Hello all, I have been thinking about RNAseq heatmaps for a while now and would appreciate feedback from others. I am working with non-model organisms from messy microbiome datasets that don't work well for tools like deseq2/edgeR. It's difficult to determine what is "differentially expressed" in this case because I am not running actual tests. Rather, I am looking for qualitative differences that are consistent across many samples ( sort of "replicates"), and for this, clustered heatmaps are helpful. I have been library-normalizing data and plotting after log2 transformation.

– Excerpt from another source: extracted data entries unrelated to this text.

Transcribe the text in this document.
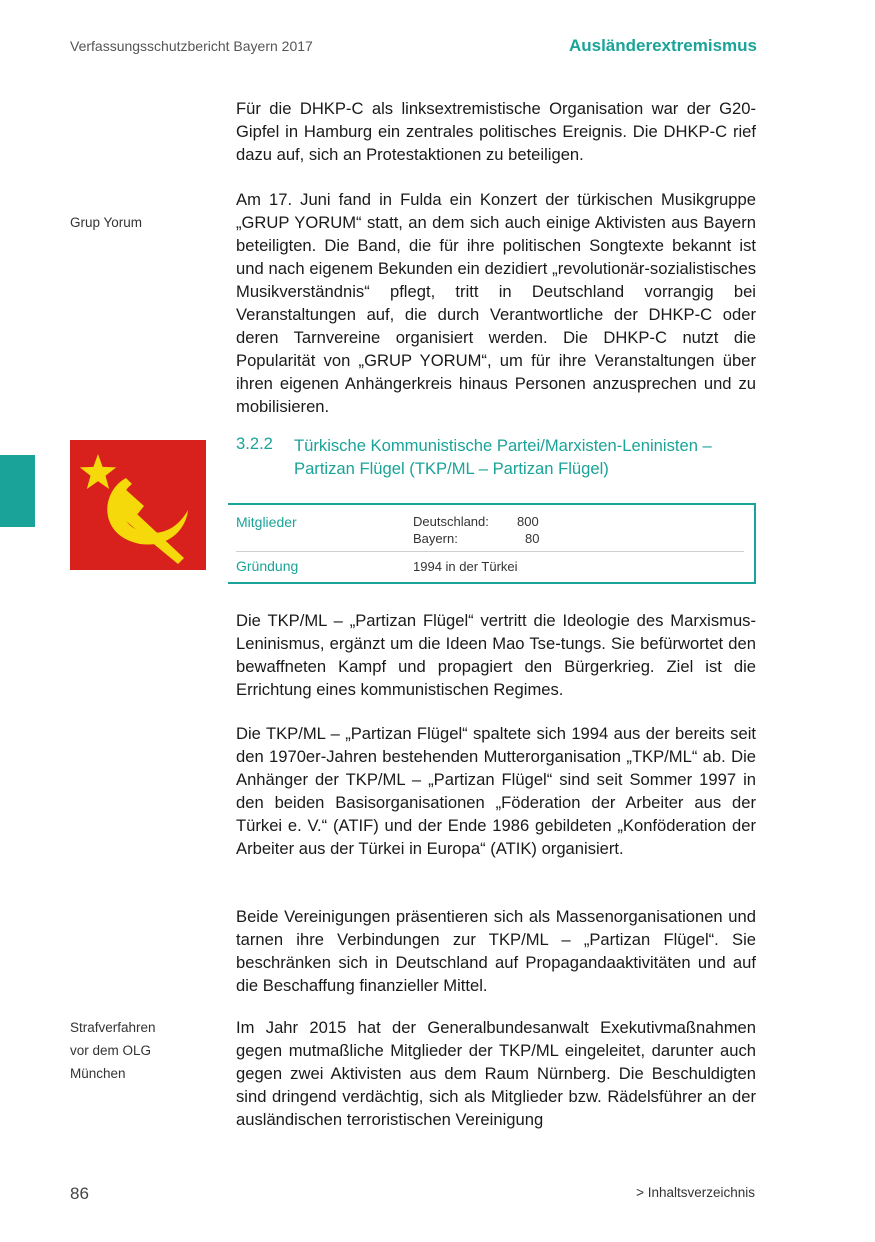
Verfassungsschutzbericht Bayern 2017	Ausländerextremismus

Für die DHKP-C als linksextremistische Organisation war der G20-Gipfel in Hamburg ein zentrales politisches Ereignis. Die DHKP-C rief dazu auf, sich an Protestaktionen zu beteiligen.

Grup Yorum

Am 17. Juni fand in Fulda ein Konzert der türkischen Musikgruppe „GRUP YORUM“ statt, an dem sich auch einige Aktivisten aus Bayern beteiligten. Die Band, die für ihre politischen Songtexte bekannt ist und nach eigenem Bekunden ein dezidiert „revolutionär-sozialistisches Musikverständnis“ pflegt, tritt in Deutschland vorrangig bei Veranstaltungen auf, die durch Verantwortliche der DHKP-C oder deren Tarnvereine organisiert werden. Die DHKP-C nutzt die Popularität von „GRUP YORUM“, um für ihre Veranstaltungen über ihren eigenen Anhängerkreis hinaus Personen anzusprechen und zu mobilisieren.

3.2.2 Türkische Kommunistische Partei/Marxisten-Leninisten – Partizan Flügel (TKP/ML – Partizan Flügel)
Mitglieder	Deutschland: 800
Bayern:	80
Gründung	1994 in der Türkei

Die TKP/ML – „Partizan Flügel“ vertritt die Ideologie des Marxismus-Leninismus, ergänzt um die Ideen Mao Tse-tungs. Sie befürwortet den bewaffneten Kampf und propagiert den Bürgerkrieg. Ziel ist die Errichtung eines kommunistischen Regimes.

Die TKP/ML – „Partizan Flügel“ spaltete sich 1994 aus der bereits seit den 1970er-Jahren bestehenden Mutterorganisation „TKP/ML“ ab. Die Anhänger der TKP/ML – „Partizan Flügel“ sind seit Sommer 1997 in den beiden Basisorganisationen „Föderation der Arbeiter aus der Türkei e. V.“ (ATIF) und der Ende 1986 gebildeten „Konföderation der Arbeiter aus der Türkei in Europa“ (ATIK) organisiert.

Beide Vereinigungen präsentieren sich als Massenorganisationen und tarnen ihre Verbindungen zur TKP/ML – „Partizan Flügel“. Sie beschränken sich in Deutschland auf Propagandaaktivitäten und auf die Beschaffung finanzieller Mittel.

Strafverfahren
vor dem OLG
München

Im Jahr 2015 hat der Generalbundesanwalt Exekutivmaßnahmen gegen mutmaßliche Mitglieder der TKP/ML eingeleitet, darunter auch gegen zwei Aktivisten aus dem Raum Nürnberg. Die Beschuldigten sind dringend verdächtig, sich als Mitglieder bzw. Rädelsführer an der ausländischen terroristischen Vereinigung

86	> Inhaltsverzeichnis
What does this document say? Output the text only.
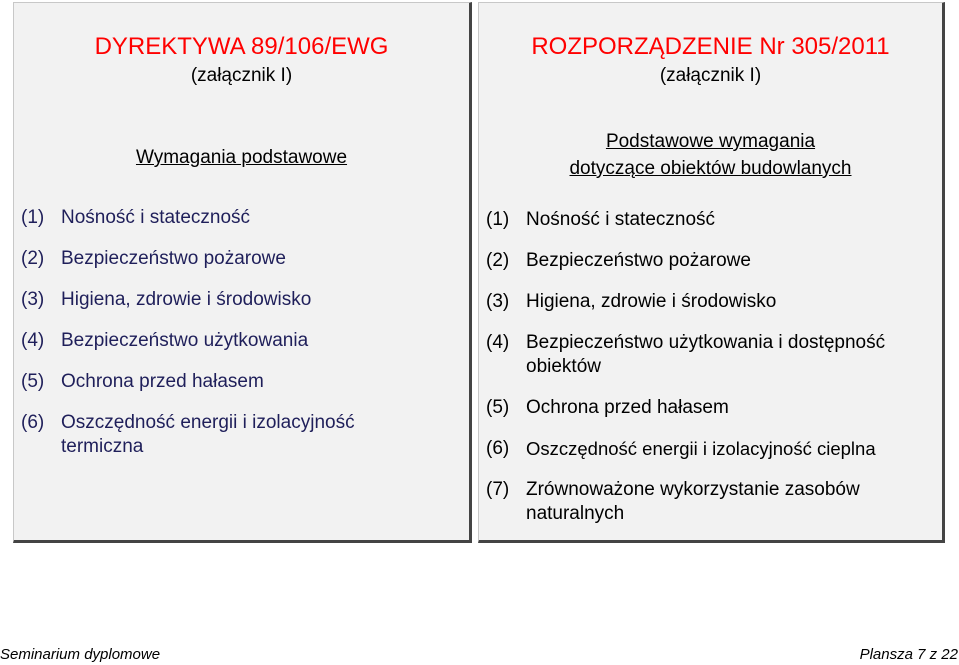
DYREKTYWA 89/106/EWG
(załącznik I)
Wymagania podstawowe
(1) Nośność i stateczność
(2) Bezpieczeństwo pożarowe
(3) Higiena, zdrowie i środowisko
(4) Bezpieczeństwo użytkowania
(5) Ochrona przed hałasem
(6) Oszczędność energii i izolacyjność termiczna
ROZPORZĄDZENIE Nr 305/2011
(załącznik I)
Podstawowe wymagania
dotyczące obiektów budowlanych
(1) Nośność i stateczność
(2) Bezpieczeństwo pożarowe
(3) Higiena, zdrowie i środowisko
(4) Bezpieczeństwo użytkowania i dostępność obiektów
(5) Ochrona przed hałasem
(6) Oszczędność energii i izolacyjność cieplna
(7) Zrównoważone wykorzystanie zasobów naturalnych
Seminarium dyplomowe	Plansza 7 z 22
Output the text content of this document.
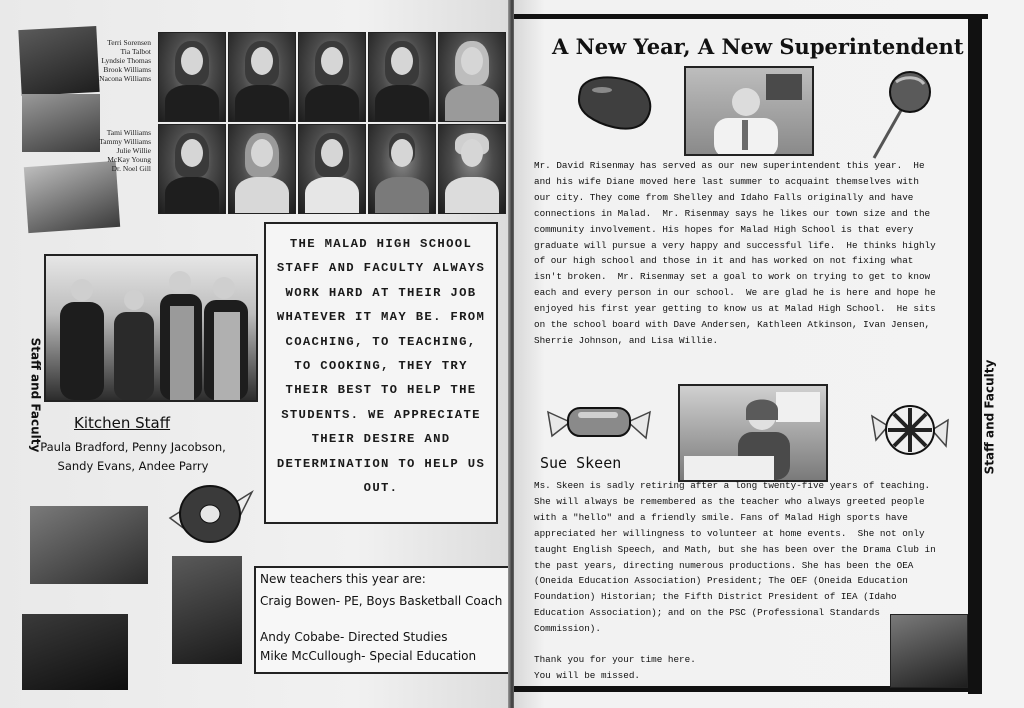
Terri Sorensen
Tia Talbot
Lyndsie Thomas
Brook Williams
Nacona Williams
Tami Williams
Tammy Williams
Julie Willie
McKay Young
Dr. Noel Gill
Staff and Faculty Kitchen Staff
Paula Bradford, Penny Jacobson, Sandy Evans, Andee Parry
THE MALAD HIGH SCHOOL STAFF AND FACULTY ALWAYS WORK HARD AT THEIR JOB WHATEVER IT MAY BE. FROM COACHING, TO TEACHING, TO COOKING, THEY TRY THEIR BEST TO HELP THE STUDENTS. WE APPRECIATE THEIR DESIRE AND DETERMINATION TO HELP US OUT.
New teachers this year are:
Craig Bowen- PE, Boys Basketball Coach
Andy Cobabe- Directed Studies
Mike McCullough- Special Education
Staff and Faculty
A New Year, A New Superintendent
Mr. David Risenmay has served as our new superintendent this year.  He and his wife Diane moved here last summer to acquaint themselves with our city. They come from Shelley and Idaho Falls originally and have connections in Malad.  Mr. Risenmay says he likes our town size and the community involvement. His hopes for Malad High School is that every graduate will pursue a very happy and successful life.  He thinks highly of our high school and those in it and has worked on not fixing what isn't broken.  Mr. Risenmay set a goal to work on trying to get to know each and every person in our school.  We are glad he is here and hope he enjoyed his first year getting to know us at Malad High School.  He sits on the school board with Dave Andersen, Kathleen Atkinson, Ivan Jensen, Sherrie Johnson, and Lisa Willie.
Sue Skeen
Ms. Skeen is sadly retiring after a long twenty-five years of teaching. She will always be remembered as the teacher who always greeted people with a "hello" and a friendly smile. Fans of Malad High sports have appreciated her willingness to volunteer at home events.  She not only taught English Speech, and Math, but she has been over the Drama Club in the past years, directing numerous productions. She has been the OEA (Oneida Education Association) President; The OEF (Oneida Education Foundation) Historian; the Fifth District President of IEA (Idaho Education Association); and on the PSC (Professional Standards Commission).
Thank you for your time here.
You will be missed.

I noticed that sorting by variance on log2-transformed data identifies weakly/moderately expressed genes that are highly variable across samples, and sorting on the non log2-transformed data will show less variable (but still variable) genes with higher baseline expression. I believe these latter genes are missed otherwise because calculating variance on log-transformed large numbers yields small variances (see useful write up by Friederike Dündar here: https://github.com/friedue/Notes/blob/master/RNA_heteroskedasticity.md).

I can't find much on the discussion boards or tutorials where people have actually used non-log-transformed data for the purpose of measuring variance. What are you thoughts on presenting data this way, if biologically it provides interesting results? I think the downside might be that you are interpreting genes that are not really variable, but merely abundant, though I think your heatmap would tell if you if that was the case (i.e., no clustering across samples, just noise).

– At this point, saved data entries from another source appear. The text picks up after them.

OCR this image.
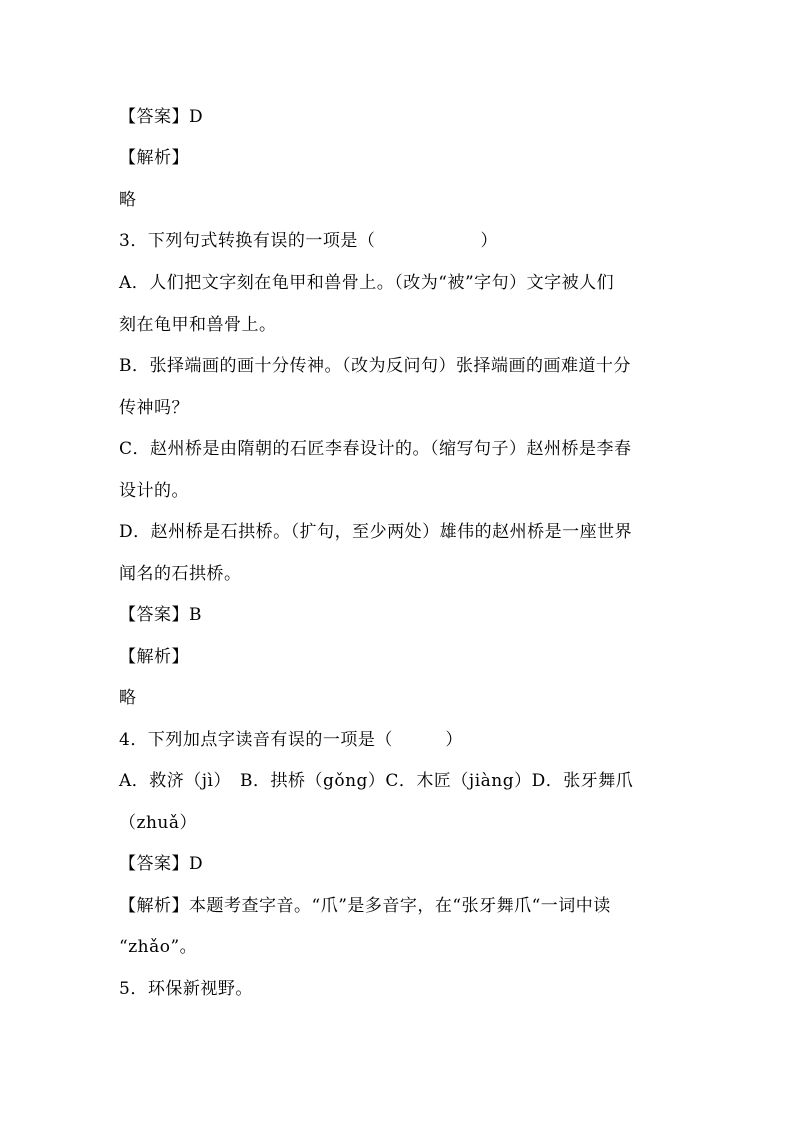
【答案】D
【解析】
略
3．下列句式转换有误的一项是（　　　　　　）
A．人们把文字刻在龟甲和兽骨上。（改为“被”字句）文字被人们
刻在龟甲和兽骨上。
B．张择端画的画十分传神。（改为反问句）张择端画的画难道十分
传神吗？
C．赵州桥是由隋朝的石匠李春设计的。（缩写句子）赵州桥是李春
设计的。
D．赵州桥是石拱桥。（扩句，至少两处）雄伟的赵州桥是一座世界
闻名的石拱桥。
【答案】B
【解析】
略
4．下列加点字读音有误的一项是（　　　）
A．救济（jì）　B．拱桥（gǒng）C．木匠（jiàng）D．张牙舞爪
（zhuǎ）
【答案】D
【解析】本题考查字音。“爪”是多音字，在“张牙舞爪“一词中读
“zhǎo”。
5．环保新视野。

What do you mean by qualitative differences? So if I understand this right, you have many samples and you want to see what is consistent across all and find what can vary?

So I am assuming you are using and calcnormfactors and doing a f/rpkm or a cpm conversion?

I would do the lib size normalisation, and the log2 transformation. Then I would try these two approaches, before looking at non log data and go from there.

1) K-means clustering (kmeans()) (you need to specify the number of clusters, so play around with this), you need to standardise the expression too.

2) Perform a PCA, look at the top variable genes in PC1 and PC2 and visualise them to see if there is an interesting distribution. (eg library factoextra)

These two approaches should give you similar results.

High variance for low expressed genes, and low variance for high expressed gene is typical for Poisson/negbinomial distributions. It's called heteroscedasticity. If you use proper statistical methods that are based on this distributions, then it will take that into account. Otherwise you have to "moderate" the variance for low expressed genes. You can use VSN, or in many cases use a log10(a + counts) transform where a is some constant. Often a=1 is used, but a=10 or a=64 will stabilize your SD much more.